Although filtered HVAC systems make for comfortable and healthy inside air quality, even the most efficient draw heavily on AC mains. Insulated airtight walls and windows reduce heat loss and in windy areas reduce dirt infiltration. I would never consider powering a cooling system with solar power but heater blower motors can be so powered. This works well for dual stage furnaces that switch from heat pump to natural gas or propane for emergency heat. Fireplaces are as old as houses but rather than just building any old firebox, I researched fireplace design.
When building my ranch headquarters on the prairie, I thought about using bullet resistant glass but this was ruled out considering light loss and real value per cost. Instead I choose windows meeting Dade County, Florida hurricane specifications. Windows and importantly their frame extrusions and locks meeting these requirements are tested for shatter resistance and high wind load. Of course no window is better than the house framework into which it is mounted. Although not highly bullet resistant, these style windows present a considerable obstacle to someone seeking unlawful egress by breaking a window.

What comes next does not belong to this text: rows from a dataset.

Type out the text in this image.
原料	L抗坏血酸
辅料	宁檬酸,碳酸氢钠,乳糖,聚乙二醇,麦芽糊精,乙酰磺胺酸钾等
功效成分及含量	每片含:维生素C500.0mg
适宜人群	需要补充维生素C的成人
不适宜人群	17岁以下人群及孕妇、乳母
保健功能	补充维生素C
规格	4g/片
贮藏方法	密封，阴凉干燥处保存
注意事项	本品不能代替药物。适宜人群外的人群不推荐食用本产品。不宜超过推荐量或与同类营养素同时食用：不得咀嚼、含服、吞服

Windows meeting Dade County requirements are available in single or multiple pane configurations and in casement or sash design. Due to high wind loads in the Texas Panhandle I choose casement windows because the harder the wind blows, the better this type window seals. In retrospect, I should have included at least one sash window per house side. Sash windows are better suited for use with external shutters and afford easier egress in the event an emergency evacuation is required.

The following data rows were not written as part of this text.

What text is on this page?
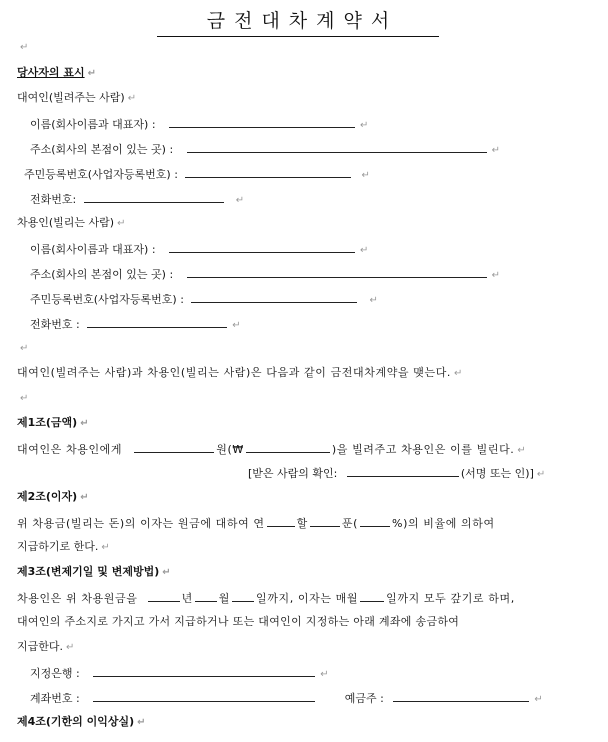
금전대차계약서
↵
당사자의 표시 ↵
대여인(빌려주는 사람) ↵
이름(회사이름과 대표자) :	↵
주소(회사의 본점이 있는 곳) :	↵
주민등록번호(사업자등록번호) :	↵
전화번호:	↵
차용인(빌리는 사람) ↵
이름(회사이름과 대표자) :	↵
주소(회사의 본점이 있는 곳) :	↵
주민등록번호(사업자등록번호) :	↵
전화번호 :	↵
↵
대여인(빌려주는 사람)과 차용인(빌리는 사람)은 다음과 같이 금전대차계약을 맺는다. ↵
↵
제1조(금액) ↵
대여인은 차용인에게	원(₩	)을 빌려주고 차용인은 이를 빌린다. ↵
[받은 사람의 확인:	(서명 또는 인)] ↵
제2조(이자) ↵
위 차용금(빌리는 돈)의 이자는 원금에 대하여 연	할	푼(	%)의 비율에 의하여
지급하기로 한다. ↵
제3조(변제기일 및 변제방법) ↵
차용인은 위 차용원금을	년 월 일까지, 이자는 매월	일까지 모두 갚기로 하며,
대여인의 주소지로 가지고 가서 지급하거나 또는 대여인이 지정하는 아래 계좌에 송금하여
지급한다. ↵
지정은행 :	↵
계좌번호 :	예금주 :	↵
제4조(기한의 이익상실) ↵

The main entry to my ranch headquarters is via a courtyard. Courtyards provide enhanced security and reduce wind. Inside the house, I designed a ten foot long entry foyer to further reduce heat loss and wind borne dirt infiltration. A second reinforced entry door was located at the end of the foyer for increased security. All external and bedroom doors are dead bolted and equipped with Rocky Mountain cane bolts. Internal doors are 2 7/8” thick mahogany. I chose sturdy Cantera metal clad exterior doors with of course a Dade County glass specification.
Portions of the house perimeter walls were constructed of fiberglass entrained, rebar reinforced, poured in place concrete. Now concrete is an extremely poor insulator so I framed with 2x6s, filling the framed in walls and ceiling with spray in insulation. Not wanting to introduce a fire hazard, I tried to burn a small piece of the insulation and was impressed by its flame resistance. I cannot recommend this insulation highly enough. A bottle of water was left inside all winter long in the unheated house during construction and it never froze even when the outside temperature dropped to -10F. Chilly this house might be if unheated, but one could live there without supplemental heat.

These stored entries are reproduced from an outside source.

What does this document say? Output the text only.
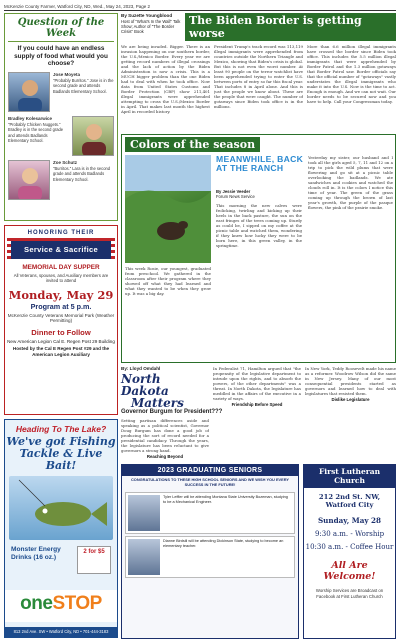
McKenzie County Farmer, Watford City, ND, Wed., May 24, 2023, Page 2
Question of the Week
If you could have an endless supply of food what would you choose?
Jose Moyeta
"Probably Burritos." Jose is in the second grade and attends Badlands Elementary School.
Bradley Kolesarwice
"Probably Chicken Nuggets." Bradley is in the second grade and attends Badlands Elementary School.
Zoe Schutz
"Burritos." Lara is in the second grade and attends Badlands Elementary School.
HONORING THEIR
Service & Sacrifice
MEMORIAL DAY SUPPER
All Veterans, spouses, and Auxiliary members are invited to attend
Monday, May 29
Program at 5 p.m.
McKenzie County Veterans Memorial Park (Weather Permitting)
Dinner to Follow
New American Legion Cal E. Regen Post 29 Building
Hosted by the Cal E Regen Post #29 and the American Legion Auxiliary
Heading To The Lake?
We've got Fishing Tackle & Live Bait!
Monster Energy Drinks (16 oz.)
2 for $5
oneSTOP
813 2nd Ave. SW • Watford City, ND • 701-444-3183
By Suzette Youngblood
Host of "What's In the Wall" Talk Show; Author of "The Border Crisis" Book
The Biden Border is getting worse
We are being invaded. Bigger. There is an invasion happening on our southern border, the U.S./Mexico Border. Every year we are getting record numbers of illegal crossings and the lack of action by the Biden Administration is now a crisis. This is a MUCH bigger problem than the one Biden had to deal with when he took office. Now data from United States Customs and Border Protection (CBP) show 211,401 illegal immigrants were apprehended attempting to cross the U.S./Mexico Border in April. That makes last month the highest April in recorded history.
President Trump's track record was 113,119 illegal immigrants were apprehended from countries outside the Northern Triangle and Mexico, showing that Biden's crisis is global. But this is not even the worst number. At least 90 people on the terror watchlist have been apprehended trying to enter the U.S. between ports of entry so far this fiscal year. That includes 8 in April alone. And this is just the people we know about. These are the people that were caught. The number of gotaways since Biden took office is in the millions.
More than 6.6 million illegal immigrants have crossed the border since Biden took office. This includes the 5.5 million illegal immigrants that were apprehended by Border Patrol and the 1.3 million gotaways that Border Patrol saw. Border officials say that the official number of "gotaways" vastly understates the illegal immigrants who make it into the U.S. Now is the time to act. Enough is enough. And we can not wait. Our border needs to be secured now and you have to help. Call your Congressman today.
Colors of the season
MEANWHILE, BACK AT THE RANCH
By Jessie Veeder
Forum News Service
This morning the new calves were frolicking, twirling and kicking up their heels in the back pasture, the sun on the east fringes of the trees coming up. Sturdy as could be, I sipped on my coffee at the picnic table and watched them, wondering if they knew how lucky they were to be born here, in this green valley, in the springtime.
This week Rosie, our youngest, graduated from preschool. We gathered in the classroom after their program where they showed off what they had learned and what they wanted to be when they grow up. It was a big day.
Yesterday my sister, our husband and I took all the girls aged 5, 7, 11 and 12 on a trip to pick the wild plums that were flowering and go sit at a picnic table overlooking the badlands. We ate sandwiches and cookies and watched the clouds roll in. It is the colors I notice this time of year. The green of the grass coming up through the brown of last year's growth, the purple of the pasque flowers, the pink of the prairie smoke.
By: Lloyd Omdahl
North Dakota
Matters
Governor Burgum for President???
Setting partisan differences aside and speaking as a political scientist, Governor Doug Burgum has done a good job of producing the sort of record needed for a presidential candidacy. Through the years, the legislature has been reluctant to give governors a strong hand.
Reaching Beyond
In Federalist 71, Hamilton argued that "the propensity of the legislative department to intrude upon the rights, and to absorb the powers, of the other departments" was a threat. In North Dakota, the legislature has meddled in the affairs of the executive in a variety of ways.
Friendship Before Speed
In New York, Teddy Roosevelt made his name as a reformer. Woodrow Wilson did the same in New Jersey. Many of our most consequential presidents started as governors and learned how to deal with legislatures that resisted them.
Dislike Legislature
2023 GRADUATING SENIORS
CONGRATULATIONS TO THESE HIGH SCHOOL SENIORS AND WE WISH YOU EVERY SUCCESS IN THE FUTURE!
Tyler Leffler will be attending Montana State University Bozeman, studying to be a Mechanical Engineer.
Dianne Birdsill will be attending Dickinson State, studying to become an elementary teacher.
First Lutheran Church
212 2nd St. NW, Watford City
Sunday, May 28
9:30 a.m. - Worship
10:30 a.m. - Coffee Hour
All Are Welcome!
Worship Services are Broadcast on Facebook at First Lutheran Church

After product comparison, I choose two Lennox high efficiency furnace/heat pump systems with emergency propane back up. I added Lennox UV lights to these systems to reduce mold and bacteria along with Lennox HEPA electrostatic filters, and humidifiers.
Predominately downwind and several hundred yards down hill from the house I poured another concrete structure to house several 900 gallon propane tanks (propane is heavier than air). This propane fuels the HVAC emergency heat and kitchen appliances. The ranch headquarters has two fireplaces, both of Rumford design that may be unfamiliar to your readers. I equipped one with a fireplace crane in case I ever wanted to cook in it. Even though I have all sorts of backup electrical power options for the HVAC systems, I bought a Sopka Magnum cookstove for post-Schumer installation. These stoves offer a high value to cost and can burn both wood and coal.
Having a house that won’t freeze inside when unheated during the coldest winter is of incalculable value. Chilly it may be but with down and wool, one could live and thrive. Having multiple heating/cooking options are essential when Schumer hits the fan. The value of good insulation is apparent to anyone who has cut wood for heat.
I hope these comments are of value to anyone considering new construction.